The appropriate population size and number of draws may vary between simulations based on:

- **the degree of parameter uncertainty**: fewer draws may be more acceptable in situations with smaller degrees of parameter uncertainty
- **outcome of interest rarity**: greater population sizes may be needed for rare outcomes of interest
- **simulation computational intensity**: if simulation is run for many locations, scenarios, and/or years, there increasing population size and/or the number of draws will require more computational resources

Signs that population size may be too small:

- As outcomes are stratified by additional parameters of interest (age, year, etc.) estimates become unstable and "wiggle" around their V&V targets
- At the draw level, there are "bands" or "groupings" of outcomes (example: 0, 1, or 2 death counts averted by scenario across draws with a mean of 1.5. Would be preferable to have 15, 16, 13, 14, etc. deaths averted instead!)
- Ask the engineers to stratify the count data result by random seed so that you can make a `plot like the one in this notebook <https://github.com/ihmeuw/vivarium_research_iv_iron/blob/main/validation/maternal/child%20seeds%20and%20draws%20analysis.ipynb>`_ for a key outcome(s) of interest in your simulation (the most rare outcome of interest is likely the best to select!). If the results are really wiggly all the way to the end, then you likely need a larger population size. If the mean estimate and the width of the uncertainty interval do not change much after a certain point, then you may be able to decrease the population size. NOTE: stratifying count data results by random seed will cause the count data files to be really huge! It will require a lot of memory and time to load and transform. Consider making these plots just for a subset of draws included in the simulation rather than across all draws.

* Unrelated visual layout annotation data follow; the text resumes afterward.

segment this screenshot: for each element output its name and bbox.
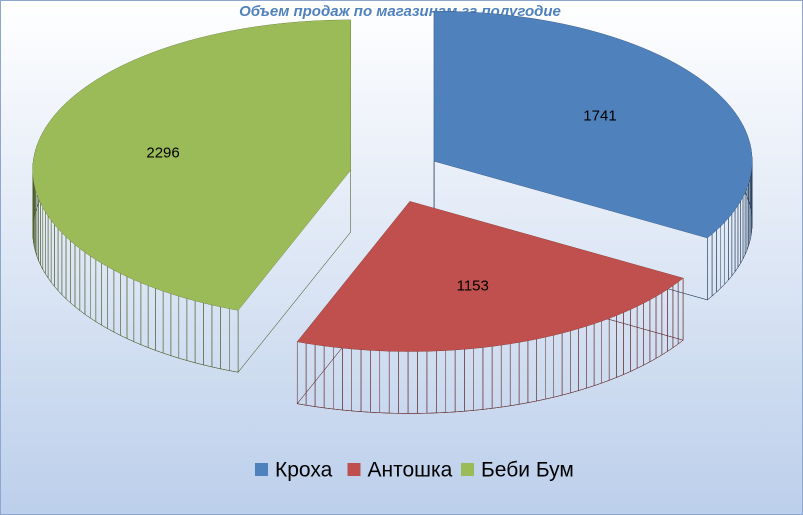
legend-label: Антошка <box>368 459 453 482</box>
data-label: 1741 <box>583 108 616 125</box>
legend-label: Беби Бум <box>481 459 574 482</box>
legend: Кроха Антошка Беби Бум <box>255 459 574 482</box>
pie-slice <box>297 201 684 352</box>
legend-swatch <box>255 463 268 476</box>
data-label: 1153 <box>457 277 489 294</box>
legend-swatch <box>461 463 474 476</box>
pie-slice <box>434 11 753 238</box>
data-label: 2296 <box>146 145 179 162</box>
plot-area: 1741 2296 1153 <box>32 10 753 414</box>
legend-label: Кроха <box>275 459 333 482</box>
pie-slice <box>32 19 351 311</box>
legend-swatch <box>347 463 361 476</box>
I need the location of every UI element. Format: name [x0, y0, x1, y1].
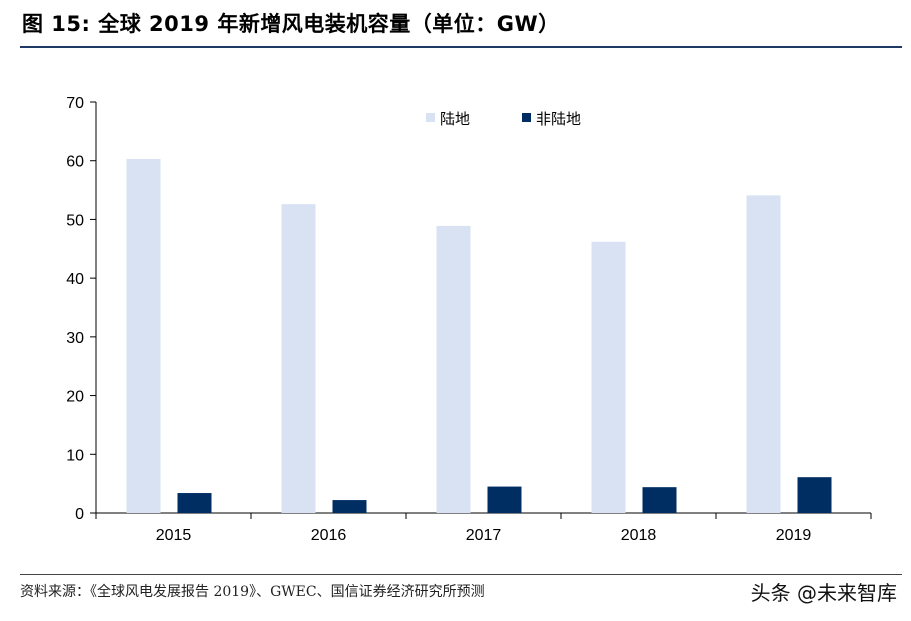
bar-offshore [642, 487, 677, 513]
x-tick-label: 2016 [311, 527, 347, 544]
footer-divider [20, 574, 902, 575]
x-tick-label: 2017 [466, 527, 502, 544]
bar-offshore [177, 493, 212, 513]
page-title: 图 15: 全球 2019 年新增风电装机容量（单位：GW） [22, 12, 560, 36]
x-tick-label: 2015 [156, 527, 192, 544]
bar-onshore [436, 225, 471, 513]
bar-offshore [332, 500, 367, 513]
x-tick-label: 2018 [621, 527, 657, 544]
y-tick-label: 10 [66, 447, 84, 464]
y-tick-label: 50 [66, 212, 84, 229]
bar-onshore [281, 204, 316, 514]
source-note: 资料来源：《全球风电发展报告 2019》、GWEC、国信证券经济研究所预测 [20, 584, 485, 600]
legend-swatch [522, 113, 531, 122]
legend-swatch [426, 113, 435, 122]
y-tick-label: 60 [66, 154, 84, 171]
bar-offshore [797, 477, 832, 513]
bar-onshore [746, 195, 781, 513]
bar-onshore [126, 158, 161, 513]
y-tick-label: 0 [75, 506, 84, 523]
y-tick-label: 70 [66, 95, 84, 112]
title-bar: 图 15: 全球 2019 年新增风电装机容量（单位：GW） [20, 6, 902, 48]
y-tick-label: 30 [66, 330, 84, 347]
bar-offshore [487, 486, 522, 513]
watermark: 头条 @未来智库 [750, 581, 897, 605]
legend-label: 陆地 [440, 110, 470, 128]
y-tick-label: 20 [66, 389, 84, 406]
y-tick-label: 40 [66, 271, 84, 288]
bar-onshore [591, 241, 626, 514]
x-tick-label: 2019 [776, 527, 812, 544]
legend-label: 非陆地 [536, 110, 581, 128]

Signs that the simulation has too few draws:

- Simulation outputs match V&V targets for subset of draws included in the simulation significantly better than they match all 1,000 draws 
- Create `a plot like the one in this notebook <https://github.com/ihmeuw/vivarium_research_iv_iron/blob/main/validation/maternal/child%20seeds%20and%20draws%20analysis.ipynb>`_ for key outcomes of interest. If the results are really wiggly all the way to the end, then you likely need more draws.

Some potentially reasonable starting points:

- 50 input draws
- 100,000 population size per draw

To reduce computational intensity throughout model development, it may be desirable to run with a smaller population size and/or smaller number of draws (say 25) throughout the iterative V&V process and then increase these parameters for final production runs.